Home secretary Theresa May is facing renewed pressure to reverse the decision to extradite TVShack founder Richard O'Dwyer to the US in light of her landmark decision not to send Gary McKinnon to the US earlier this week.
The 23-year-old set up the site nearly four years ago, offering users links to websites which streamed movies and TV programmes.
In March, home secretary Theresa May approved his extradition to the US, where he could face up to five years in prison, after he was first convicted by Westminster Magistrates Court in January.
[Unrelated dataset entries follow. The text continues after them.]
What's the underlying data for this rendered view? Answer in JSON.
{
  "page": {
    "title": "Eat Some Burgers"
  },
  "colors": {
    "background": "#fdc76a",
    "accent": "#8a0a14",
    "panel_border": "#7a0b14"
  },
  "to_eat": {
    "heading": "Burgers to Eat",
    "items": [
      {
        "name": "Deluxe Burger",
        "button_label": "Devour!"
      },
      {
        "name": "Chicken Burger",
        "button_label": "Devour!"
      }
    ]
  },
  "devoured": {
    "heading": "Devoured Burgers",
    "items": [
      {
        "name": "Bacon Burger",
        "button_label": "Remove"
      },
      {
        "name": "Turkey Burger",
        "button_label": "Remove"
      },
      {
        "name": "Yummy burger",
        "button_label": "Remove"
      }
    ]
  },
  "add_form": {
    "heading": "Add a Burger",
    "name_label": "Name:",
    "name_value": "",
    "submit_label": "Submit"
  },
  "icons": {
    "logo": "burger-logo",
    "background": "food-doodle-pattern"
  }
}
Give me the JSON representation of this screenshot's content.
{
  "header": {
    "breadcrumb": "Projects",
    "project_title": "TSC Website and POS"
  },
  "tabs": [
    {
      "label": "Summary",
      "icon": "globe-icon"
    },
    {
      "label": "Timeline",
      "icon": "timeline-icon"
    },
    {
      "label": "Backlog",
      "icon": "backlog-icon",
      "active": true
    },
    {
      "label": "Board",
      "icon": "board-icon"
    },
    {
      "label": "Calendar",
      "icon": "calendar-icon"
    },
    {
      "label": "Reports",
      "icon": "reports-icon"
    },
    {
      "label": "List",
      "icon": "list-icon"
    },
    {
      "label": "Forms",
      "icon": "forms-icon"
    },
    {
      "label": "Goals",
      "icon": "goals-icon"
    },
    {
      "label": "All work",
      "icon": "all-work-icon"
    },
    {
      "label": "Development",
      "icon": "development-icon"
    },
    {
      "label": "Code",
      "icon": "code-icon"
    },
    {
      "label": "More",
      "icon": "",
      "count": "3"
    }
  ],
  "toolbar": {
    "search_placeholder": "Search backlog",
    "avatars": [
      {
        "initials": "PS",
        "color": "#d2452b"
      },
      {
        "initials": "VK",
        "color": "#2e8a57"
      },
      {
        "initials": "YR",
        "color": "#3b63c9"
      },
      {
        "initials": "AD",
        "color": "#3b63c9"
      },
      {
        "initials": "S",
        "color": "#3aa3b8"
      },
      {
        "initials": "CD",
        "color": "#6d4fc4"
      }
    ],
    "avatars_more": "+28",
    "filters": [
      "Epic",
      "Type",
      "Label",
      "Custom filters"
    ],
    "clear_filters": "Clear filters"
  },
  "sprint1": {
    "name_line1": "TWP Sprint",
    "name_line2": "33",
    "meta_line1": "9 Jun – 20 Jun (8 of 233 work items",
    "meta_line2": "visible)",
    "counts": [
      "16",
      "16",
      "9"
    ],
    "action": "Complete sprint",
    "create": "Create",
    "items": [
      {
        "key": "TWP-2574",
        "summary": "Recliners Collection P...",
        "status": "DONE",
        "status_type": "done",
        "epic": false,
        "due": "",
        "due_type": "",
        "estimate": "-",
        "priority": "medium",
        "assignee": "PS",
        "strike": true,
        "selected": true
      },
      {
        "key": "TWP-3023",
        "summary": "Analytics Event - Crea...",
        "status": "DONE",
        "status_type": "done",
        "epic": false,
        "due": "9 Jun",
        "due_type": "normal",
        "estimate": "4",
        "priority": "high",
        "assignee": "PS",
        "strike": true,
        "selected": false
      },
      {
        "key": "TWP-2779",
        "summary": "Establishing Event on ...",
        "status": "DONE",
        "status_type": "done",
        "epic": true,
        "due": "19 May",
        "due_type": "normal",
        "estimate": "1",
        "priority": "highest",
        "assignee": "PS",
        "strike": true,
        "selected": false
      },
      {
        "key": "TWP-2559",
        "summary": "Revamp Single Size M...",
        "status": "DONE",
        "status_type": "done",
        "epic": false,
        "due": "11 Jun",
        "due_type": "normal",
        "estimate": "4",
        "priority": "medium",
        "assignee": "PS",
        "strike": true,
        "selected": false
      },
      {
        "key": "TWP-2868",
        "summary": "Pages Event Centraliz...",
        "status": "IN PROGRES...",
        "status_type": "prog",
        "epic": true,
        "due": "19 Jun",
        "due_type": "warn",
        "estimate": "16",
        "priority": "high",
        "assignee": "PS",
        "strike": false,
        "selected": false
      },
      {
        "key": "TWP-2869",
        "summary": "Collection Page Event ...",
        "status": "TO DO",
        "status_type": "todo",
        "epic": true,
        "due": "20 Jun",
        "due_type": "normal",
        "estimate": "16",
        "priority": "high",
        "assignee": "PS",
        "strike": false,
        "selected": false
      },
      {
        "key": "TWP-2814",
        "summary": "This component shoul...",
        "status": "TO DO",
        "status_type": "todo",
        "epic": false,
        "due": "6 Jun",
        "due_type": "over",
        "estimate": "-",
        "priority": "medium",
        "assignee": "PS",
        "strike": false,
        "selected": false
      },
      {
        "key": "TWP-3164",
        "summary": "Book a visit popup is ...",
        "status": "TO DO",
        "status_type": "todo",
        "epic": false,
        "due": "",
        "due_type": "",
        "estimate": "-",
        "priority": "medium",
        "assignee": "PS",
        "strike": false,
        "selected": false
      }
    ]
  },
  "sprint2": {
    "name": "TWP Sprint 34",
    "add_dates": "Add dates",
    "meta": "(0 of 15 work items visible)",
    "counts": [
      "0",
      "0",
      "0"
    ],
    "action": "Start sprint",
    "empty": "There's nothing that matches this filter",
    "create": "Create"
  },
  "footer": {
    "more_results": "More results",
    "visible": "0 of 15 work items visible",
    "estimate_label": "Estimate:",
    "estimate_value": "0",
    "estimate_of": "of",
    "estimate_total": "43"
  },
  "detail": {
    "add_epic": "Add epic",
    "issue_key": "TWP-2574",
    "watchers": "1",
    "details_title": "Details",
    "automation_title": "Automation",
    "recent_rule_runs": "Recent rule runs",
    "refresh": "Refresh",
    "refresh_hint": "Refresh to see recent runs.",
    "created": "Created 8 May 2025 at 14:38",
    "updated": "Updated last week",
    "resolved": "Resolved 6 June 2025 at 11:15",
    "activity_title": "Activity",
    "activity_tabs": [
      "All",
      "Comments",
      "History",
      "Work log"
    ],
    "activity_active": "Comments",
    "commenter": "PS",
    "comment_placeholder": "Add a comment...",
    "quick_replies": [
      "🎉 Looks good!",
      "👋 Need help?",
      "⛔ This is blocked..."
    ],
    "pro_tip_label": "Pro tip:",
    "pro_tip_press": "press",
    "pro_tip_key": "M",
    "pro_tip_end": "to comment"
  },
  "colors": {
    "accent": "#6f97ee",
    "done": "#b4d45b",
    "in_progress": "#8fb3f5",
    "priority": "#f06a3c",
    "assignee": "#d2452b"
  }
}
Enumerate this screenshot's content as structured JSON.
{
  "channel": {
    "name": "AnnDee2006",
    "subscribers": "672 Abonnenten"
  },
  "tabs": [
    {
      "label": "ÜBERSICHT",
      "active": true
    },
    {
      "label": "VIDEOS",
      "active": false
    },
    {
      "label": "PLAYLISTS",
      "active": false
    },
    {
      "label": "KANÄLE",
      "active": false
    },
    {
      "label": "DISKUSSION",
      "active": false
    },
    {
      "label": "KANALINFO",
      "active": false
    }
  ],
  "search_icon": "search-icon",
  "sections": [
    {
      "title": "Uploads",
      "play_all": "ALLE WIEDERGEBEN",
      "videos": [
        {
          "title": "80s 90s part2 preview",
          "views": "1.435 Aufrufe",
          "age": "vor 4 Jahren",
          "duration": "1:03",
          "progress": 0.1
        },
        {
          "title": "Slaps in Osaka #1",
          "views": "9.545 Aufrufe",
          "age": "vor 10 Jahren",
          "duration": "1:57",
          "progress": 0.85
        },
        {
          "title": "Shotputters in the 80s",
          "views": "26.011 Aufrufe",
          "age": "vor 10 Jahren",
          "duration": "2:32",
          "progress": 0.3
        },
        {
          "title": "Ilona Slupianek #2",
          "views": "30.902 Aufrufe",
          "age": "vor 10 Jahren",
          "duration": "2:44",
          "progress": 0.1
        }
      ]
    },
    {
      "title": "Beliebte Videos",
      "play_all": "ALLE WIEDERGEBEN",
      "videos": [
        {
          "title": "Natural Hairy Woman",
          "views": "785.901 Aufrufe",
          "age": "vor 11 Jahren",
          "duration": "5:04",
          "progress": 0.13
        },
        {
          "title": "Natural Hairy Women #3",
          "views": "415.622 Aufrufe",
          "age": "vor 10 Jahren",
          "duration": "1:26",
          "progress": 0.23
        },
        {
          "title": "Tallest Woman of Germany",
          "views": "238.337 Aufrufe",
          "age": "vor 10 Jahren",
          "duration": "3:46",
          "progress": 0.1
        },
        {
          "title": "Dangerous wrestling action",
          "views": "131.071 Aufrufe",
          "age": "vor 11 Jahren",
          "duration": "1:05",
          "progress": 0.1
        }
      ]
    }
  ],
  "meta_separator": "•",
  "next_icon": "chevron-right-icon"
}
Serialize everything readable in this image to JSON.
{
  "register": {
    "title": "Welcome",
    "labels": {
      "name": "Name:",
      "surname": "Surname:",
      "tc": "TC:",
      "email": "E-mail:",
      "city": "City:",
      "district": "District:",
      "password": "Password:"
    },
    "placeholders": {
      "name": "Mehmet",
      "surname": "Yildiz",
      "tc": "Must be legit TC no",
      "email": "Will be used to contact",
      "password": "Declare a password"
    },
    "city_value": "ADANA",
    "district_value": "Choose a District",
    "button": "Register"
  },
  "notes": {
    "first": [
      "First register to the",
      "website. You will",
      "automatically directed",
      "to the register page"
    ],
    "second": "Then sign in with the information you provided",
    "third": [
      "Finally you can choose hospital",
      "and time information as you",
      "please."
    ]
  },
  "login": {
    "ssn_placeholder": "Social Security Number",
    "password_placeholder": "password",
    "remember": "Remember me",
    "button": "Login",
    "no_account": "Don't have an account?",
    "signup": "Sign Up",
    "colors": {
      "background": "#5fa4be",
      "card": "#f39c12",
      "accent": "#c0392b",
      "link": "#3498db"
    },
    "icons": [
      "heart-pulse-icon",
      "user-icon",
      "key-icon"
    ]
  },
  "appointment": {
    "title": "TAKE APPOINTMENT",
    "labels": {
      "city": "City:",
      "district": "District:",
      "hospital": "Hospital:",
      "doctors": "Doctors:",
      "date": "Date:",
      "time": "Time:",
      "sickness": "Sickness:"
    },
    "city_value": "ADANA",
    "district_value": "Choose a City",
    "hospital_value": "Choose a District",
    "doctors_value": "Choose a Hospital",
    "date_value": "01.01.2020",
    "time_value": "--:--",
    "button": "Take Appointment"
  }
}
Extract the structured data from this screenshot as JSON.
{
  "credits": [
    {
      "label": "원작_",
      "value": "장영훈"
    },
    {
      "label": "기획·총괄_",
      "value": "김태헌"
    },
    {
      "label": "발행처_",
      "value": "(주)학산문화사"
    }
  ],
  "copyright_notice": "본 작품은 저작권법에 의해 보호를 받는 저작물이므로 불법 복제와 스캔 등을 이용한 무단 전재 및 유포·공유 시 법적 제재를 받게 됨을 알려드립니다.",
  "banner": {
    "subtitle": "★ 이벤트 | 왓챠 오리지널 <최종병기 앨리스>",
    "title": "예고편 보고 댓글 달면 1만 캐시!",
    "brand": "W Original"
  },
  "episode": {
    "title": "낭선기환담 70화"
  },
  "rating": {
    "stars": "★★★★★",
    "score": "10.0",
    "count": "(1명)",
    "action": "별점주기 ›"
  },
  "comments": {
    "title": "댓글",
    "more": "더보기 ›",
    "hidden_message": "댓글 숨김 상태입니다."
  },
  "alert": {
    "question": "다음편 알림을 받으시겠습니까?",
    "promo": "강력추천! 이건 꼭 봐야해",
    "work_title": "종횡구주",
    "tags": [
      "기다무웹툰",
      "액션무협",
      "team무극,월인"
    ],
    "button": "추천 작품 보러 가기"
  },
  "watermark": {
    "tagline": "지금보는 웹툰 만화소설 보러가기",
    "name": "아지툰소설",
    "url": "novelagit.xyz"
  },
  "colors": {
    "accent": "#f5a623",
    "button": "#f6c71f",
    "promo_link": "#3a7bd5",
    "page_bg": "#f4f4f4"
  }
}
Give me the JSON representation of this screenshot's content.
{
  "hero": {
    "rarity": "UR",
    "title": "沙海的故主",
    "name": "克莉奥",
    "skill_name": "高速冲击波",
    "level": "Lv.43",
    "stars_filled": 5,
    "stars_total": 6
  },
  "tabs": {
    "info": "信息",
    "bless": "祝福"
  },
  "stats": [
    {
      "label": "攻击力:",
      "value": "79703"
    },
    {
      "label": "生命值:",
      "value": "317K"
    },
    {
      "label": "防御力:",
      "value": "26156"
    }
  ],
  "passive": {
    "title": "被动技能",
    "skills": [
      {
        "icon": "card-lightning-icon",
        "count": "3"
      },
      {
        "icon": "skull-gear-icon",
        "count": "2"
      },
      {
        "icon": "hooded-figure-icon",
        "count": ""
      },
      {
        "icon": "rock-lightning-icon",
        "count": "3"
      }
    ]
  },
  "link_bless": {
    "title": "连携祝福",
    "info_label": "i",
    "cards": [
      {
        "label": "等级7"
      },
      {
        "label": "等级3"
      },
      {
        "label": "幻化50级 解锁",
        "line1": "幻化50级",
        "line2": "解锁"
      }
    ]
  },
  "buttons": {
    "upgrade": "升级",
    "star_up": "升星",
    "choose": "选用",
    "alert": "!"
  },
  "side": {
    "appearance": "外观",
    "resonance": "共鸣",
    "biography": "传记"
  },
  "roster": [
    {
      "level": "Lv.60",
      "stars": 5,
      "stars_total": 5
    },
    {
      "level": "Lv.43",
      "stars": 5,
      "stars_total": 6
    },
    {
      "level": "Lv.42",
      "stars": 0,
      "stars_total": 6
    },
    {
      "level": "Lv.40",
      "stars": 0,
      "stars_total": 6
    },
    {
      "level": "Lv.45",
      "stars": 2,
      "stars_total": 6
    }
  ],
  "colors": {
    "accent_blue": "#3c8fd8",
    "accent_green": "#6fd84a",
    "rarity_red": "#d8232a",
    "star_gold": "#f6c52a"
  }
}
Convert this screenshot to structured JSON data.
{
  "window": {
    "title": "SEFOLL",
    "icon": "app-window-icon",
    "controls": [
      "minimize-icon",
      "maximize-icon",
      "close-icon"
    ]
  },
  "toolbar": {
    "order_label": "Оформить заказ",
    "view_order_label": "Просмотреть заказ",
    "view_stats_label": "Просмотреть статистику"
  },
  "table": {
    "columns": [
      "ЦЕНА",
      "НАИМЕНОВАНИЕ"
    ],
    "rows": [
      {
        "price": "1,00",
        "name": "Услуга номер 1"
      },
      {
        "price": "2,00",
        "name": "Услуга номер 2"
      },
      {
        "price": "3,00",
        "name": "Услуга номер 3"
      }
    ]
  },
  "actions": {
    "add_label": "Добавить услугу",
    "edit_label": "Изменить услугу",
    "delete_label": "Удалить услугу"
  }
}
O'Dwyer's case has attracted huge support in the online world with Wikipedia founder Jimmy Wales launching a high-profile protest at the decision with a petition generating almost a quarter of a million signatures to date.
Now, in light of the McKinnon ruling, Home Affairs Committee chairman Keith Vaz has written to May asking for an update the case.
"I would be grateful if you would let me know the current thinking concerning the extradition of Mr Richard O'Dwyer, whose appeal is due to be heard within six months," he wrote.
"This seems very similar to the case of Mr McKinnon."
Vaz asks May to provide an update by 25 October on the case.
He also thanked May for her decision not to send McKinnon to the US, after 10 years of legal limbo in which successive governments had seemed intent on sending him to stand trial for hacking into US government computers in 2002.
"On behalf of the Committee I would like to thank you for your decision on Mr McKinnon," added Vaz.
The decision not to send McKinnon to the US was welcomed by his supporters, with his mother Janis Sharp paying tearful tribute to those who had stood by them throughout the ordeal.